While certainly true, such reassurances won't reassure patients who, like seasoned poker players, note the subtle change of your tone or involuntary twitch of your jaw. Or your reassurances may help only briefly if your patients go home and consult Dr. Google, an expert at shaking patients' hope for recovery and/or confidence in you.


Conversely, patients who survive the long wait on a raft of reassurances may then feel blown out of the water by upsetting news. How can they make important decisions while stunned, or furious at their fate, or a bit unsure if you're telling them everything?


My experiences as a patient opened my eyes to opportunities for clinicians to help patients. For one thing, many patients try to predict the outcome. Early in my survivorship, I was fascinated by how my scanxiety caused me to poll loved ones' predictions and to search for predictive signs in my symptoms and omens in coincidences. None of that helped, of course. Nobody and nothing could predict the results-and I knew that. Yet I kept trying, because that's what human brains do in situations of uncertainty.


Usually it's an adaptive instinct that enables us to optimize the outcome, such as when we pack an umbrella after checking the forecast. What I learned as a patient was that waiting for test results is a special circumstance of uncertainty. Here, much like the instinct to run if my clothes catch fire, the instinct to predict the results is maladaptive, heightening the sense of vulnerability and powerlessness and thus fanning the flames of scanxiety. Ever since, I've successfully shut down any urge to predict the results.


My next step was managing my expectations. I tried expecting the best results, an approach that seemed to work well for many of the folks in my support group. But as a physician trained to keep all possibilities in mind, my trying to deny the possibility of unwanted outcomes was like pushing a big beach ball underwater. Exhausting.

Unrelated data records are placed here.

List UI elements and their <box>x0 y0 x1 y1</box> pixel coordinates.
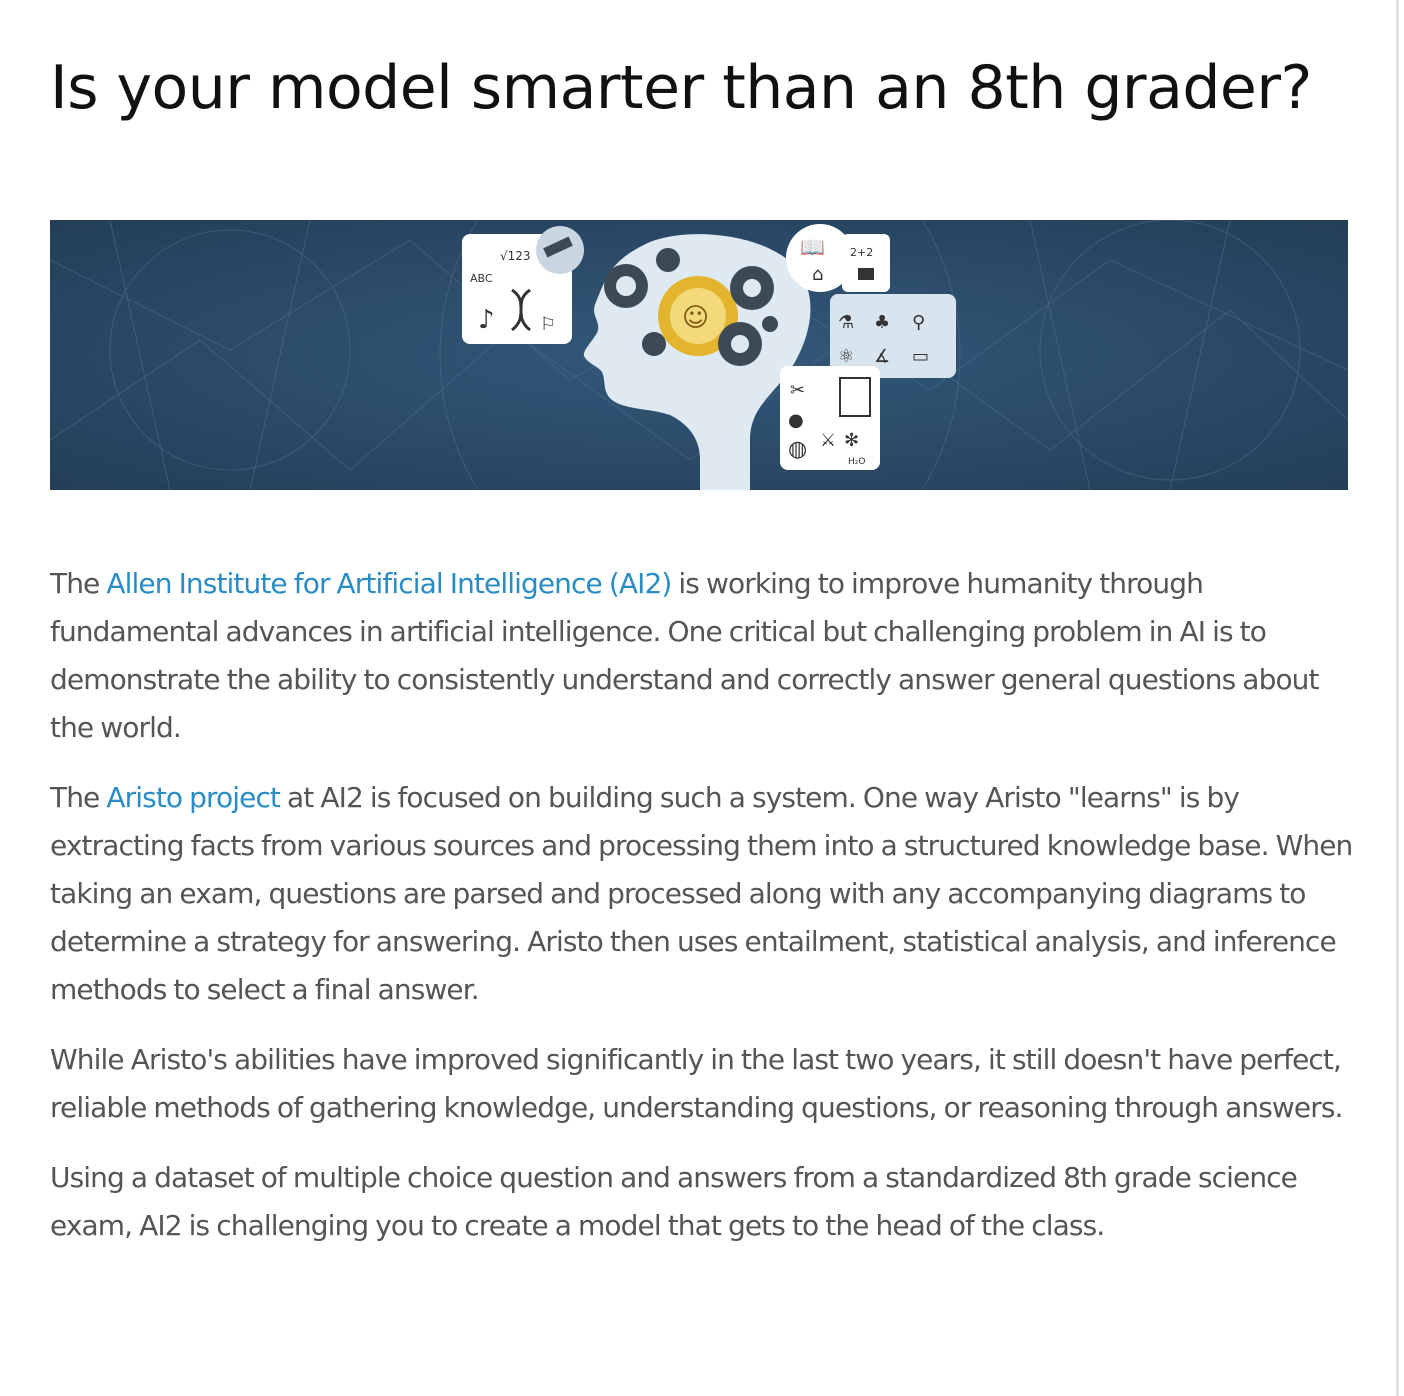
protractor-icon: ∡ <box>874 346 890 367</box>
aristo-paragraph: The Aristo project at AI2 is focused on … <box>50 781 1353 1006</box>
sqrt-label: √123 <box>500 249 531 263</box>
science-icon-card: ⚗ ♣ ⚲ ⚛ ∡ ▭ <box>830 294 956 378</box>
aristo-project-link[interactable]: Aristo project <box>106 781 281 814</box>
intro-paragraph: The Allen Institute for Artificial Intel… <box>50 567 1320 744</box>
book-icon: 📖 <box>800 235 825 259</box>
challenge-paragraph: Using a dataset of multiple choice quest… <box>50 1161 1298 1242</box>
microscope-icon: ⚲ <box>912 312 925 333</box>
ai2-link[interactable]: Allen Institute for Artificial Intellige… <box>106 567 672 600</box>
globe-icon: ◍ <box>788 437 807 462</box>
page-title: Is your model smarter than an 8th grader… <box>50 53 1312 123</box>
scholar-icon: ☺ <box>682 303 709 333</box>
apple-icon: ● <box>788 410 804 431</box>
two-plus-two-label: 2+2 <box>850 246 873 259</box>
h2o-label: H₂O <box>848 457 865 467</box>
bank-icon: ⌂ <box>812 264 823 285</box>
hero-banner-image: √123 ABC ♪ ⚐ ☺ 📖 ⌂ 2+2 ⚗ ♣ ⚲ ⚛ ∡ ▭ ✂ ● ◍… <box>50 220 1348 490</box>
telescope-icon: ⚔ <box>820 430 836 451</box>
scissors-icon: ✂ <box>790 380 805 401</box>
snowflake-icon: ✻ <box>844 430 859 451</box>
banner-illustration: √123 ABC ♪ ⚐ ☺ 📖 ⌂ 2+2 ⚗ ♣ ⚲ ⚛ ∡ ▭ ✂ ● ◍… <box>50 220 1348 490</box>
article-body: The Allen Institute for Artificial Intel… <box>50 560 1354 1272</box>
math-card <box>842 234 890 292</box>
runner-icon: ⚐ <box>540 314 556 335</box>
people-icon: ♣ <box>874 312 890 333</box>
abilities-paragraph: While Aristo's abilities have improved s… <box>50 1043 1343 1124</box>
atom-icon: ⚛ <box>838 346 854 367</box>
music-note-icon: ♪ <box>478 305 495 335</box>
page-container: Is your model smarter than an 8th grader… <box>0 0 1399 1396</box>
briefcase-icon <box>858 268 874 280</box>
flask-icon: ⚗ <box>838 312 854 333</box>
laptop-icon: ▭ <box>912 346 929 367</box>
abc-label: ABC <box>470 272 493 285</box>
bottom-icon-card: ✂ ● ◍ ⚔ ✻ H₂O <box>780 366 880 470</box>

Then I tried what the curmudgeon in my group did: expect the worst. That lasted five minutes. Why stir fear and sadness while waiting? Expecting the worst wouldn't keep me from being upset by upsetting test results. And what a waste of emotion if the results ended up normal.


I found relief in a triad of expectations: expect any results; expect the results to help; expect to accept and deal with whatever results I get. In other words, accept the uncertainty and focus on the benefit of the test results. That led me to an insight about hope that helped my waiting: More than I hoped for good news, I hoped for accurate news-however long that took. However long I had to wait.


I hate waiting for test results. But life is short, so if I must wait I might as well enjoy it. This probably sounds a bit loopy, but I now encourage patients to embrace the period of waiting as a break from making decisions about their health. While waiting, they can savor the boost of energy from their anxiety, channeling it into productive activity that brings meaning or joy.


A fact of survivorship is that patients have to wait for test results. But waiting doesn't have to be a living hell. To minimize patients' scanxiety:


* Discuss when and how patients will learn their results;


* Voice your expectation that the test results will help;


* Reassure patients that you are ready for anything and hoping for the best; and


* Encourage patients to contact you if they feel anxious, so you can discuss further resources and the role of short-term anxiolytics.



Anxiety is a symptom that needs medical attention, whether it's due to hyperthyroidism, excessive caffeine, or the uncertainty associated with waiting for test results. By addressing anxiety when you hand your patients their requisition slips, you send a message that scanxiety is common and treatable. And that you care.